I press my cell phone closer to my ear and hiss, “I’m pregnant, remember? With twins.”

“Because twins are genetic,” Ariel states the obvious. “Did you tell them?”

“Yes.”

“And?”

“And then I left. It was horrible, Ariel. They both looked at me as if I’d grown horns and a tail.”

“You left without hearing what they had to say about it?”

“Yes. I was confused. They—”

I stop when I hear footsteps coming up behind me. I turn around, and George is there. His left eye is turning black and is almost completely closed. His bottom lip is swollen and split, and bruising is creeping across his jawline.

“George?”

“George?” Ariel repeats from my bed in our dorm room. “Who the fuck is George? Please tell me this isn’t your ex, Remy? Don’t you have enough shit to—”

“Gotta go.” I end the call, cutting her off mid-sentence. “What happened to you?”

I glance around the street. I’m not far from the residence halls, and I have the vague recollection of Bash—or maybe it was Cash—telling me that George had been spotted hanging around near here.

Whatever our history, he’s clearly hurt, and I can’t turn my back on him because the Murray twins might get offended by us talking.

“Can we go somewhere?” He’s shaking.

“Okay.” It’s probably best to take this somewhere private, but not my dorm room. I don’t want him to know where I stay.

Instead, we find a small café on a side street, and George takes a seat near the back while I order him a coffee from the counter. I’ve had my caffeine quota for the day, and my budget won’t stretch to two unplanned coffees after the train fare to and from my mom’s.

“What happened?” I ask when I join him.

My first thought is that this has something to do with his fiancée. I don’t know why. Maybe some small irrational part of my brain wants him to get payback for the way he treated me, but guilt soon sets in when he presses a napkin to his lip and it comes away bloody.

“Your boyfriend did this.” He looks me straight in the eye when he says it, and I hate myself for looking away first.

“My boyfriend?” My heart is thudding, making me feel nauseous, just when I thought I was over the worst of the morning sickness. “I-I don’t know who you mean.”

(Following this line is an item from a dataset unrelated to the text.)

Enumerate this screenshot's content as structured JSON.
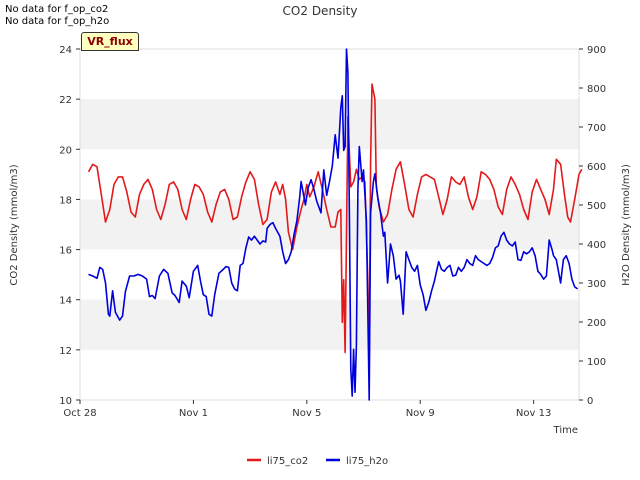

“Cassius Murray. Or are you more interested in his brother, Bastien?”

“They’re not my… You have no idea what you’re talking about.”

“Seriously? You’re still going to lie to me, Remy, after what we meant to each other.”

I stand up, the chair legs scraping behind me. What does he know? Did he hear me talking to Ariel on my cell, or did he follow me to the clinic? This was a mistake.

“I’m sorry this happened to you, George, but it’s nothing to do with me. Go home to your fiancée. I’m sure she’ll give you the sympathy you’re looking for.”

“I know what’s going on, Remy,” he calls after me. “You’re making a huge mistake if you think they’ll look out for you.”

I don’t stop. I don’t look back at him. I don’t want to see his black eye or think about Cash hurting him.

Opening the door, I pause while two women step inside. If I hadn’t, I might not have noticed the man in black walking away on the opposite side of the street.